A few weeks into his sessions, Amir chose not to play the instruments he had come to enjoy and definitively announced “I’ve got something to say.” He appeared a bit anxious and I wondered if he might need to listen to one of his songs. Instead, I began to improvise music that honored that he did indeed have something to say by singing the phrase back to him. He added “you’ve got to listen, listen to me.” Amir clearly had something on his mind and was choosing to express it in song. And so Amir’s first official song was born. In subsequent sessions, Amir would request to sing it at the times he really needed it. The creation of this song changed the trajectory of Amir’s music therapy sessions. We worked together to create songs that served as anthems, representing his innermost thoughts and feelings on any particular day or in any particular moment. Lyrics like “it’s going to be a good day,” “sometimes I feel happy” or “I feel sad today” filled the session room as they morphed into Amir’s highly personalized, meaningful expressions in song.

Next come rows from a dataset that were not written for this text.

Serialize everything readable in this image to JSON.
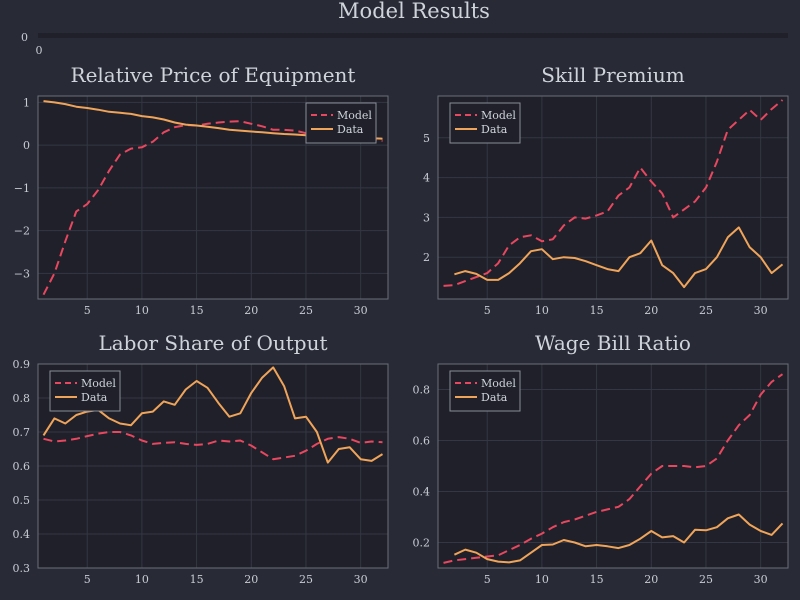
{
  "figure": {
    "title": "Model Results",
    "top_strip": {
      "ytick": "0",
      "xtick": "0"
    }
  },
  "colors": {
    "background": "#282a36",
    "plot_background": "#1f2029",
    "axis": "#6b6e79",
    "grid": "#343643",
    "model": "#e8475f",
    "data": "#f0a45a"
  },
  "chart_data": [
    {
      "type": "line",
      "title": "Relative Price of Equipment",
      "xlim": [
        0.5,
        32.5
      ],
      "ylim": [
        -3.6,
        1.15
      ],
      "xticks": [
        5,
        10,
        15,
        20,
        25,
        30
      ],
      "yticks": [
        -3,
        -2,
        -1,
        0,
        1
      ],
      "ytick_labels": [
        "−3",
        "−2",
        "−1",
        "0",
        "1"
      ],
      "legend_position": "top-right",
      "series": [
        {
          "name": "Model",
          "style": "dashed",
          "x": [
            1,
            2,
            3,
            4,
            5,
            6,
            7,
            8,
            9,
            10,
            11,
            12,
            13,
            14,
            15,
            16,
            17,
            18,
            19,
            20,
            21,
            22,
            23,
            24,
            25,
            26,
            27,
            28,
            29,
            30,
            31,
            32
          ],
          "values": [
            -3.5,
            -3.0,
            -2.25,
            -1.55,
            -1.38,
            -1.05,
            -0.6,
            -0.22,
            -0.08,
            -0.05,
            0.08,
            0.3,
            0.42,
            0.47,
            0.46,
            0.5,
            0.53,
            0.55,
            0.56,
            0.5,
            0.44,
            0.36,
            0.36,
            0.34,
            0.28,
            0.22,
            0.2,
            0.18,
            0.15,
            0.13,
            0.12,
            0.1
          ]
        },
        {
          "name": "Data",
          "style": "solid",
          "x": [
            1,
            2,
            3,
            4,
            5,
            6,
            7,
            8,
            9,
            10,
            11,
            12,
            13,
            14,
            15,
            16,
            17,
            18,
            19,
            20,
            21,
            22,
            23,
            24,
            25,
            26,
            27,
            28,
            29,
            30,
            31,
            32
          ],
          "values": [
            1.03,
            1.0,
            0.96,
            0.9,
            0.87,
            0.83,
            0.78,
            0.76,
            0.73,
            0.68,
            0.65,
            0.6,
            0.53,
            0.48,
            0.46,
            0.43,
            0.4,
            0.36,
            0.34,
            0.32,
            0.3,
            0.28,
            0.26,
            0.25,
            0.23,
            0.22,
            0.2,
            0.19,
            0.18,
            0.17,
            0.16,
            0.15
          ]
        }
      ]
    },
    {
      "type": "line",
      "title": "Skill Premium",
      "xlim": [
        0.5,
        32.5
      ],
      "ylim": [
        0.95,
        6.05
      ],
      "xticks": [
        5,
        10,
        15,
        20,
        25,
        30
      ],
      "yticks": [
        2,
        3,
        4,
        5
      ],
      "ytick_labels": [
        "2",
        "3",
        "4",
        "5"
      ],
      "legend_position": "top-left",
      "series": [
        {
          "name": "Model",
          "style": "dashed",
          "x": [
            1,
            2,
            3,
            4,
            5,
            6,
            7,
            8,
            9,
            10,
            11,
            12,
            13,
            14,
            15,
            16,
            17,
            18,
            19,
            20,
            21,
            22,
            23,
            24,
            25,
            26,
            27,
            28,
            29,
            30,
            31,
            32
          ],
          "values": [
            1.28,
            1.3,
            1.4,
            1.5,
            1.6,
            1.85,
            2.3,
            2.5,
            2.55,
            2.4,
            2.45,
            2.8,
            3.0,
            2.97,
            3.05,
            3.15,
            3.55,
            3.75,
            4.25,
            3.9,
            3.6,
            3.0,
            3.2,
            3.4,
            3.75,
            4.4,
            5.2,
            5.45,
            5.7,
            5.45,
            5.72,
            5.95
          ]
        },
        {
          "name": "Data",
          "style": "solid",
          "x": [
            2,
            3,
            4,
            5,
            6,
            7,
            8,
            9,
            10,
            11,
            12,
            13,
            14,
            15,
            16,
            17,
            18,
            19,
            20,
            21,
            22,
            23,
            24,
            25,
            26,
            27,
            28,
            29,
            30,
            31,
            32
          ],
          "values": [
            1.57,
            1.65,
            1.58,
            1.43,
            1.43,
            1.6,
            1.85,
            2.15,
            2.2,
            1.95,
            2.0,
            1.98,
            1.9,
            1.8,
            1.7,
            1.65,
            2.0,
            2.1,
            2.42,
            1.8,
            1.6,
            1.25,
            1.6,
            1.7,
            2.0,
            2.5,
            2.75,
            2.25,
            2.0,
            1.6,
            1.82
          ]
        }
      ]
    },
    {
      "type": "line",
      "title": "Labor Share of Output",
      "xlim": [
        0.5,
        32.5
      ],
      "ylim": [
        0.3,
        0.9
      ],
      "xticks": [
        5,
        10,
        15,
        20,
        25,
        30
      ],
      "yticks": [
        0.3,
        0.4,
        0.5,
        0.6,
        0.7,
        0.8,
        0.9
      ],
      "ytick_labels": [
        "0.3",
        "0.4",
        "0.5",
        "0.6",
        "0.7",
        "0.8",
        "0.9"
      ],
      "legend_position": "top-left",
      "series": [
        {
          "name": "Model",
          "style": "dashed",
          "x": [
            1,
            2,
            3,
            4,
            5,
            6,
            7,
            8,
            9,
            10,
            11,
            12,
            13,
            14,
            15,
            16,
            17,
            18,
            19,
            20,
            21,
            22,
            23,
            24,
            25,
            26,
            27,
            28,
            29,
            30,
            31,
            32
          ],
          "values": [
            0.68,
            0.672,
            0.675,
            0.68,
            0.688,
            0.695,
            0.7,
            0.7,
            0.69,
            0.675,
            0.665,
            0.668,
            0.67,
            0.665,
            0.662,
            0.665,
            0.675,
            0.672,
            0.675,
            0.66,
            0.64,
            0.62,
            0.625,
            0.63,
            0.645,
            0.665,
            0.68,
            0.685,
            0.68,
            0.668,
            0.672,
            0.67
          ]
        },
        {
          "name": "Data",
          "style": "solid",
          "x": [
            1,
            2,
            3,
            4,
            5,
            6,
            7,
            8,
            9,
            10,
            11,
            12,
            13,
            14,
            15,
            16,
            17,
            18,
            19,
            20,
            21,
            22,
            23,
            24,
            25,
            26,
            27,
            28,
            29,
            30,
            31,
            32
          ],
          "values": [
            0.69,
            0.74,
            0.725,
            0.75,
            0.76,
            0.765,
            0.74,
            0.725,
            0.72,
            0.755,
            0.76,
            0.79,
            0.78,
            0.825,
            0.85,
            0.83,
            0.785,
            0.745,
            0.755,
            0.815,
            0.86,
            0.89,
            0.835,
            0.74,
            0.745,
            0.7,
            0.61,
            0.65,
            0.655,
            0.62,
            0.615,
            0.635
          ]
        }
      ]
    },
    {
      "type": "line",
      "title": "Wage Bill Ratio",
      "xlim": [
        0.5,
        32.5
      ],
      "ylim": [
        0.1,
        0.9
      ],
      "xticks": [
        5,
        10,
        15,
        20,
        25,
        30
      ],
      "yticks": [
        0.2,
        0.4,
        0.6,
        0.8
      ],
      "ytick_labels": [
        "0.2",
        "0.4",
        "0.6",
        "0.8"
      ],
      "legend_position": "top-left",
      "series": [
        {
          "name": "Model",
          "style": "dashed",
          "x": [
            1,
            2,
            3,
            4,
            5,
            6,
            7,
            8,
            9,
            10,
            11,
            12,
            13,
            14,
            15,
            16,
            17,
            18,
            19,
            20,
            21,
            22,
            23,
            24,
            25,
            26,
            27,
            28,
            29,
            30,
            31,
            32
          ],
          "values": [
            0.12,
            0.13,
            0.135,
            0.14,
            0.145,
            0.15,
            0.17,
            0.19,
            0.215,
            0.235,
            0.26,
            0.28,
            0.29,
            0.305,
            0.32,
            0.33,
            0.34,
            0.37,
            0.42,
            0.47,
            0.5,
            0.5,
            0.5,
            0.495,
            0.5,
            0.53,
            0.6,
            0.66,
            0.7,
            0.78,
            0.83,
            0.86
          ]
        },
        {
          "name": "Data",
          "style": "solid",
          "x": [
            2,
            3,
            4,
            5,
            6,
            7,
            8,
            9,
            10,
            11,
            12,
            13,
            14,
            15,
            16,
            17,
            18,
            19,
            20,
            21,
            22,
            23,
            24,
            25,
            26,
            27,
            28,
            29,
            30,
            31,
            32
          ],
          "values": [
            0.152,
            0.172,
            0.16,
            0.135,
            0.125,
            0.122,
            0.13,
            0.16,
            0.19,
            0.192,
            0.21,
            0.2,
            0.185,
            0.19,
            0.185,
            0.178,
            0.19,
            0.215,
            0.245,
            0.22,
            0.225,
            0.2,
            0.25,
            0.248,
            0.26,
            0.295,
            0.31,
            0.27,
            0.245,
            0.23,
            0.275
          ]
        }
      ]
    }
  ]
}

That first song Amir created, “I’ve Got Something to Say,” can be found alongside many others in SONGS OF DISCOVERY FOR MUSIC THERAPY: A PRACTICAL RESOURCE FOR THERPAISTS AND EDUCATORS, now available from Jessica Kingsley Publishers. Like this one, all of the songs found in the collection were born of clinical work by music therapists at The Center. In the collection, one will find songs for growing not just emotional skills, as was the case with Amir, but also fine and gross motor skills, academic and cognitive skills, communication and socialization. The songs are offered in the spirit of discovery for use by other music therapists, music therapy students, music educators, special education teachers, and facilitators of early childhood music programs. Our hope is the songs take on a new life of their own, wherever they happen to land, and bring meaning to those who come to experience them.